Zekâ ve Yaratıcılık Nedir?
Başkalarıyla aynı şeye bakmak ama farklı bir şeyi görebilmek; “değeri” olan ve orijinal keşfedilmemiş “yeni” bir ürün ortaya koyabilmek yaratıcılıktır. Kendini daha çok bilim, teknik, eğitim ve güzel sanatlarda gösterir.
Mevcut duruma aykırı sıra dışı olan yaratıcı kişiler, bir olaya değişik açılardan bakabilme, akılcılık (çok sayıda fikir üretme), risk alma, hayal gücü yüksek olma, bağımsız hareket etme, farklı entelektüel ilgileri olma gibi özelliklere sahiptirler.
Yaratıcılık için belli bir düzeyde zekâ şarttır. 120 IQ seviyesine kadar yaratıcılık ve zekâ pozitif ilişkili iken, 120 eşiği aşıldıkça zekâ ile yaratıcılık arasındaki ilişki sıfır düzeyine ulaşmaktadır.
Tarihe geçmiş ve dahi olarak nitelendirilen, zekâ seviyeleri 145- 200 arası olan (Alman şair F.W. Goethe, İngiliz kâşif ve biyoloji bilgini F. Galton, Fransız filozofu R. Descartes, müzik dâhisi W. A. Mozart gibi) sanatçı, filozof ve bilim adamının yaratıcılıkları ile zekâ seviyeleri arasında paralellik vardır ancak yapılan araştırmalar yüksek düzeyde zekânın yüksek düzeyde yaratıcılığı her zaman garanti etmediğini göstermektedir.
Yani daha zeki bir birey daha yaratıcı bir birey olmayabilir.

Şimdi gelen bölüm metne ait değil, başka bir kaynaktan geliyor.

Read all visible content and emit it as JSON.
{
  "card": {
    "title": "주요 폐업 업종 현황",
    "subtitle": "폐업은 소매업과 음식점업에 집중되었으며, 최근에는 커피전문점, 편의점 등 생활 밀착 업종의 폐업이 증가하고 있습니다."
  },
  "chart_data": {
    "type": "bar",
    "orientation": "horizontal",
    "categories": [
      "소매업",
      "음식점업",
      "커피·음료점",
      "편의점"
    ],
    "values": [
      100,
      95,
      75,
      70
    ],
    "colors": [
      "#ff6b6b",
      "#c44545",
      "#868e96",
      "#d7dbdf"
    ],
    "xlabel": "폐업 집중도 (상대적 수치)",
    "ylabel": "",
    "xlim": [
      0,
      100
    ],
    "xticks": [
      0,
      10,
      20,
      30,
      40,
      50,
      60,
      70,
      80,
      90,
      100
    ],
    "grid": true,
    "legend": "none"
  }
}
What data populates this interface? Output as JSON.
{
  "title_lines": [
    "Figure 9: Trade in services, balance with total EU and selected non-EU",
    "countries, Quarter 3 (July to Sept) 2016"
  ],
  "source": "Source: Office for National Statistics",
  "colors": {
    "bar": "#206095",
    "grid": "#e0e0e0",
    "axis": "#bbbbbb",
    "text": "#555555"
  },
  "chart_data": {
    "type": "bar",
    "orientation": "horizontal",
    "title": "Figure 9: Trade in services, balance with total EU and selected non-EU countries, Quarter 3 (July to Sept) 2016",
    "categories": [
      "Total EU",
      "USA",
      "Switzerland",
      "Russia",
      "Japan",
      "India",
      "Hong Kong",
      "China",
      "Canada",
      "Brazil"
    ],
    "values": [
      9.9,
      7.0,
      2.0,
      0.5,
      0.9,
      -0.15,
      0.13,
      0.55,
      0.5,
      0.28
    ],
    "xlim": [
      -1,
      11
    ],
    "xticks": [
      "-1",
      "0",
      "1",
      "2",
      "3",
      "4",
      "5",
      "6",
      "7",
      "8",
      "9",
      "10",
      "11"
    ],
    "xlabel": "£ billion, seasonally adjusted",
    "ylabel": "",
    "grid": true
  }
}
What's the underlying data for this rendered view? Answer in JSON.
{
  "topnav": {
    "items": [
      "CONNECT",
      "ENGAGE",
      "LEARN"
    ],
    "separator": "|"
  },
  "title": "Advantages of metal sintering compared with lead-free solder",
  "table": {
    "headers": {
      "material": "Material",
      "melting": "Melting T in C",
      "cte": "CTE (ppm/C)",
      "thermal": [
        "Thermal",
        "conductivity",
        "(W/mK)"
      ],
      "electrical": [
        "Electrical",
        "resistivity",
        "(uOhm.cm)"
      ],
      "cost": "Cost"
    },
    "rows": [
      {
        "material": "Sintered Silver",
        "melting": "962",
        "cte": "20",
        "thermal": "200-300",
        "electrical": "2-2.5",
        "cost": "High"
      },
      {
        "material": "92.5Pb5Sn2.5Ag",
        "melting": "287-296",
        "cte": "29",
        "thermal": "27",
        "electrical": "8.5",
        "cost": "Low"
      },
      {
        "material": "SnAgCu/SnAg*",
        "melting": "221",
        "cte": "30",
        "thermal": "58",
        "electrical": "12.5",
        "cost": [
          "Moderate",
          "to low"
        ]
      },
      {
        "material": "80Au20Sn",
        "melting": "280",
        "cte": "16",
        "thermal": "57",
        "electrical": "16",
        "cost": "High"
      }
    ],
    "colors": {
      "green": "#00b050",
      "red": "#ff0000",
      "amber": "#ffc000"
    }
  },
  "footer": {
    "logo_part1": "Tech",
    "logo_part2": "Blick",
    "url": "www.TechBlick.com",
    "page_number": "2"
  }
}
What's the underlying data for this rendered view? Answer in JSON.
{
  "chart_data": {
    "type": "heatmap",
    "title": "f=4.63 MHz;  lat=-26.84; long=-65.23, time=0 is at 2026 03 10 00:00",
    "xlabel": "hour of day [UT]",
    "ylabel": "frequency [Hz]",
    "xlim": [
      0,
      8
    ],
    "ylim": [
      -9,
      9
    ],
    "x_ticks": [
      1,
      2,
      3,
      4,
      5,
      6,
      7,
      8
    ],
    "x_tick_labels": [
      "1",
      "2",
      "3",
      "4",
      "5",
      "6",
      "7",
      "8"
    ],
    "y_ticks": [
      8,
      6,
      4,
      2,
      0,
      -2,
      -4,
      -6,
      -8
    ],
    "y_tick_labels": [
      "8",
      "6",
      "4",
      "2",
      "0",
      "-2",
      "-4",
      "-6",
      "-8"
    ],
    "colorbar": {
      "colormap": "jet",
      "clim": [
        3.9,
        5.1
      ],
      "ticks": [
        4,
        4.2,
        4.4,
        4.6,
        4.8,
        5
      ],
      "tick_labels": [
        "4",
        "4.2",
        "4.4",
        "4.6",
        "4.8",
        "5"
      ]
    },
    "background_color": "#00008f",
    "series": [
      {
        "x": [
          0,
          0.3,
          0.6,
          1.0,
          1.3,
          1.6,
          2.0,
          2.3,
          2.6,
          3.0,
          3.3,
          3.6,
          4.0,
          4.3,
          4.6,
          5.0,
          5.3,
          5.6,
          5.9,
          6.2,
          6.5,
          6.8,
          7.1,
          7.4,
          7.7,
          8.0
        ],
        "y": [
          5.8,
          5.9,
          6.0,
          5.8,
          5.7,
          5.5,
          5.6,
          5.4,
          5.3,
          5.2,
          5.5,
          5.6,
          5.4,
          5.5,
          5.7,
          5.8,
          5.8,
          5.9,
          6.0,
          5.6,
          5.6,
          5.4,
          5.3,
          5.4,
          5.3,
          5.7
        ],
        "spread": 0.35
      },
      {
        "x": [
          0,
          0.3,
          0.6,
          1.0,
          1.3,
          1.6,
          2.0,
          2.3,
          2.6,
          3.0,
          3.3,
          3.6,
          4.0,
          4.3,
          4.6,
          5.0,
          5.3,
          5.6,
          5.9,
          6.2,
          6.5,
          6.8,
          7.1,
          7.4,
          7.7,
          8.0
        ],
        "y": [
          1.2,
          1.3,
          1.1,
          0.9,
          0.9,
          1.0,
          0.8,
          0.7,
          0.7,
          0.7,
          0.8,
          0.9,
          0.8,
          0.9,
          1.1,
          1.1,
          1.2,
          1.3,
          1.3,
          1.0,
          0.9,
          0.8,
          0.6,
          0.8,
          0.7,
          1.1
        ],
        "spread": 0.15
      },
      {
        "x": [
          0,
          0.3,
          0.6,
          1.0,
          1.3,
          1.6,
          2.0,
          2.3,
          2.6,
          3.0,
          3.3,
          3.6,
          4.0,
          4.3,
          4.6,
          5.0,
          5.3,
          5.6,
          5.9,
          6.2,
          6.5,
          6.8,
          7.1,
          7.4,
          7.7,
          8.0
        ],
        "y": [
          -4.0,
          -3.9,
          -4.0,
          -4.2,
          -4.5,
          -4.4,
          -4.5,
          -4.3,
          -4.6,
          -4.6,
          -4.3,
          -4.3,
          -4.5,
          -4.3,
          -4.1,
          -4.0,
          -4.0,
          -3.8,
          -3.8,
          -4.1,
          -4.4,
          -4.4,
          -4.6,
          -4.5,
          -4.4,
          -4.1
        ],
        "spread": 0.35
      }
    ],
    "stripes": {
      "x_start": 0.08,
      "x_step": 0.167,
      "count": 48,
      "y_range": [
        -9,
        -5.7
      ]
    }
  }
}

Akademik ve mesleki çalışmalarda başarılı, yüksek IQ’lu fakat yaratıcı olmayan bireylerin çokluğunun yanı sıra; oldukça yaratıcı olup yüksek IQ’ya sahip olmayan bireylerin çokluğu da dikkat çekicidir.
Yaratıcı kişilerin yüksek IQ sahibi olmaktan ziyade çok yönlü düşünme yetisine sahip kişiler olduğu görülmektedir.
Genelde yaratıcı kişilerin sorunlar karşısında yalnızca zekâlarıyla değil, öncelikle içgüdüleriyle çözüm aramaları, akılcı olmayan çözüm ve kavramlara da önem vermeleri yaratıcılığın bilişsel zekâdan daha çok duygusal zekâ becerileri ile bağlantılı olabileceğini düşündürmektedir.
Yaratıcı düşünme becerilerini öğrenmeyen yüksek zekâlı kişi, bu becerileri öğrenen düşük zekâlı kişiden daha az yaratıcı olabilir. Goethe, “yaratıcılığın yüzde biri yetenek gerisi emektir” derken yaratıcılığın zekâ ve zihni yeteneklere indirgenemeyen niteliklerini vurgulamaktadır.
Zekâ ve yaratıcılık çocuğun doğuştan getirdiği yeteneklerdir. Her ikisi de eğitimle ve uygun çevre koşullarıyla keşfedilebilir ve geliştirilebilir. Zekâ birçok yeteneğin karışımından, yaratıcılık ise daha çok bir yeteneğin gelişmesinden meydana gelir.
Yaratıcılığın eğitimle yükselmesi daha kolaydır. Potansiyel olarak var olan yaratıcılık disiplinli çalışmayla ve eğitimle bütünleşmedikçe keşfedilmeden kalabilir.
Örneğin, erken yaşlarda hayal kurmaya elverişli oyuncaklarla oynayanların; edebiyat, sanat, tiyatro ve müzik gibi güzel sanatlarla uğraşanların ya da onların çevresinde yetişenlerin; bilim, fen ve teknoloji gibi lojistik sorunların konuşulup tartışıldığı aile ortamından gelen; yaratıcı bireyler yetiştirmeyi hedefleyen eğitim ve öğretim programlarının uygulandığı okullarda yetişen çocukların ileri yaşlarda yaratıcı erginler olduğu gözlemlenmiştir.
Atatürk, yaratıcı düşünebilen ve problem çözmede çok başarılı bir insan olarak tarihe geçmiştir. Kurtuluş savaşı sırasında yurdumuzun her karış toprağının korunması ve savunulmasında Atatürk, ”Hattı müdafaa yoktur, sathı müdafaa vardır” diyerek tarihe geçen sözünü söylemiştir.
O güne kadar alışılmış olan, bir hattın savunulması idi. O savunma başarısız olunca savaş kaybedilmiş olurdu. Atatürk, duruma farklı bir açıdan bakarak farklı bir değerlendirme yapmıştır. Bu yaratıcı düşüncesiyle ulusunun bağımsızlığını kazanmasını sağlamıştır.